US President Bill Clinton has called for a "unifying vision" among world leaders faced with inequalities in spite of economic prosperity. John Howard reports.

Clinton was speaking in a final address to centre-left leaders including Britain's Tony Blair whose "Third Way" concept is causing controversy.

"With half the world living on two dollars a day, talk of a "Third Way" was "academic" because some countries need above all more help to face problems like poverty, AIDS and malaria," Clinton said.

He said it was an "irony of our times" when the secrets of the universe, the genome and the right balance between social justice and economic growth are being discussed that "there are people in the world who are afraid of people different from us."

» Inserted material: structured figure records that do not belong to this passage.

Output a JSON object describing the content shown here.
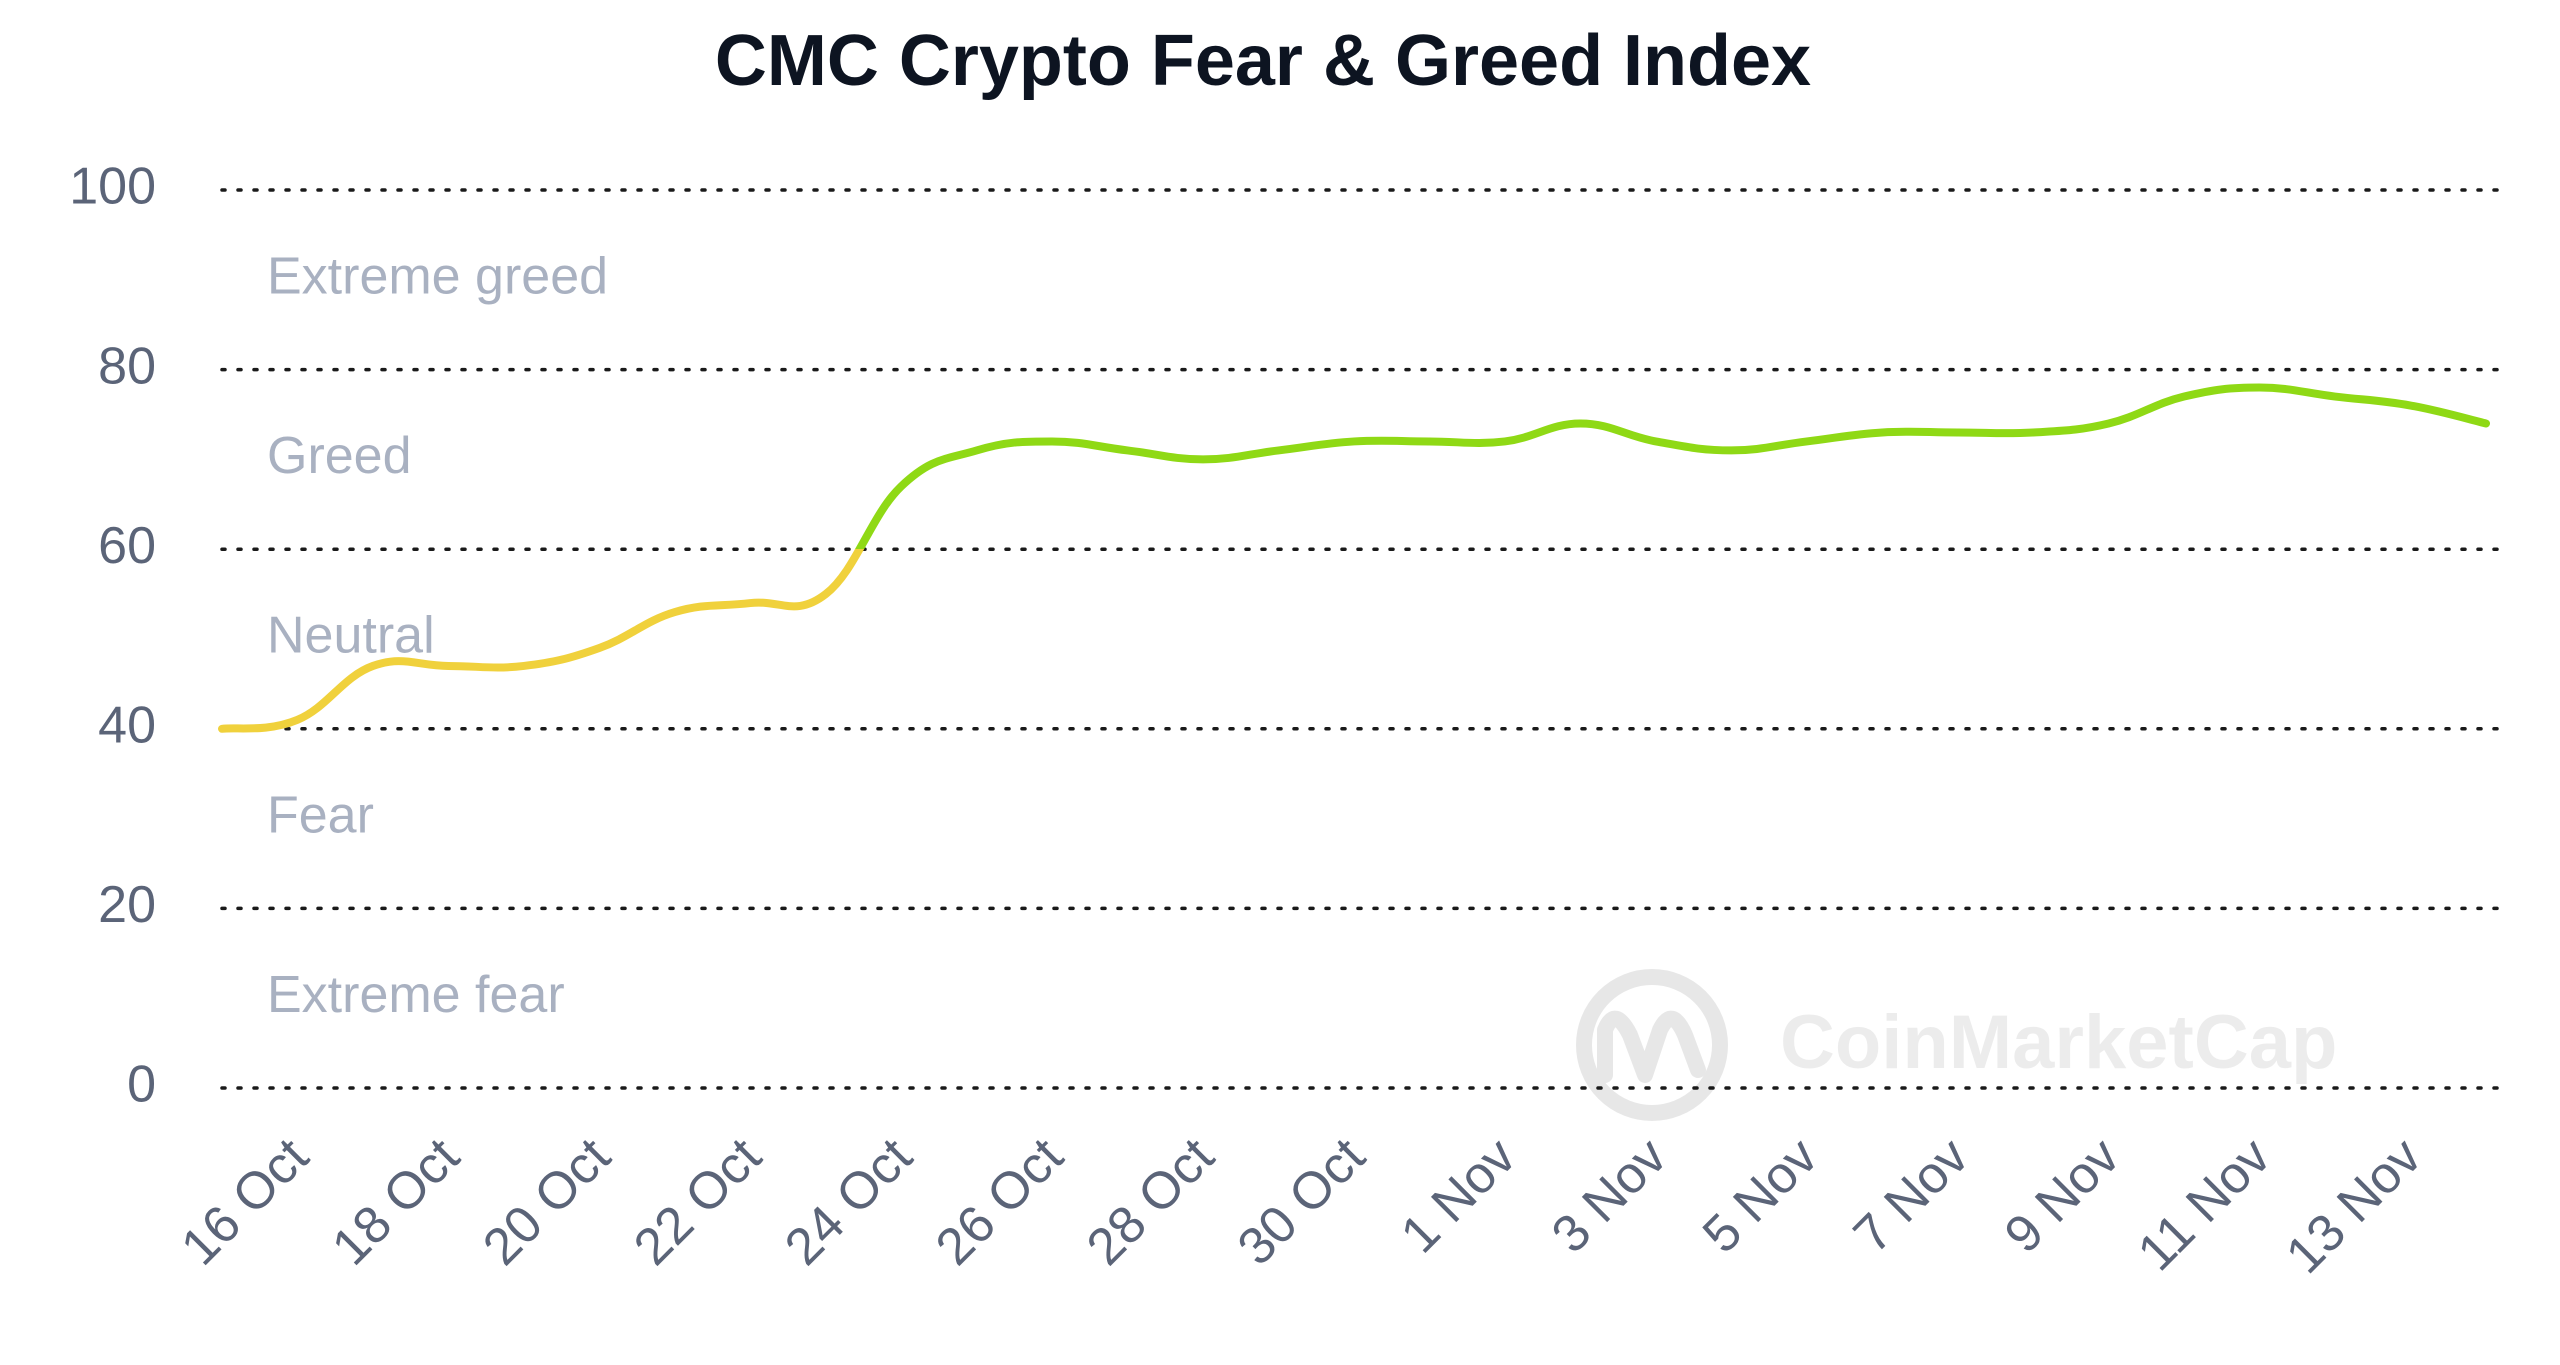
{
  "chart_data": {
    "type": "line",
    "title": "CMC Crypto Fear & Greed Index",
    "categories": [
      null,
      "16 Oct",
      null,
      "18 Oct",
      null,
      "20 Oct",
      null,
      "22 Oct",
      null,
      "24 Oct",
      null,
      "26 Oct",
      null,
      "28 Oct",
      null,
      "30 Oct",
      null,
      "1 Nov",
      null,
      "3 Nov",
      null,
      "5 Nov",
      null,
      "7 Nov",
      null,
      "9 Nov",
      null,
      "11 Nov",
      null,
      "13 Nov",
      null
    ],
    "values": [
      40,
      41,
      47,
      47,
      47,
      49,
      53,
      54,
      55,
      67,
      71,
      72,
      71,
      70,
      71,
      72,
      72,
      72,
      74,
      72,
      71,
      72,
      73,
      73,
      73,
      74,
      77,
      78,
      77,
      76,
      74
    ],
    "ylim": [
      0,
      100
    ],
    "yticks": [
      0,
      20,
      40,
      60,
      80,
      100
    ],
    "grid": true,
    "bands": [
      "Extreme fear",
      "Fear",
      "Neutral",
      "Greed",
      "Extreme greed"
    ],
    "color_threshold": 60,
    "color_below": "#f0d13c",
    "color_above": "#8fd915",
    "watermark": "CoinMarketCap"
  }
}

"Respect for our common humanity is the most important thing, how we listen to and treat others," he said.

Speaking about globalisation Clinton said: " Ordinary people are not so sure about the global economy as they wanted to see a human face on globalisation."

"If we want to pursue it, we must prove to the people that it can work," he said.

He also stressed how difficult it was to implement political platforms on which political leaders and parties have been elected, pointing to his own election in 1992 and the election two years later of an adverse Congress dominated by the Republicans.

Clinton added there were problems, but "no one has all the answers" how to take up challenges to economic and social policies.

EU Commission president Romano Prodi endorsed Clinton's message noting that Europeans wanted to preserve their way of life "in a caring society" in what he called a European social model.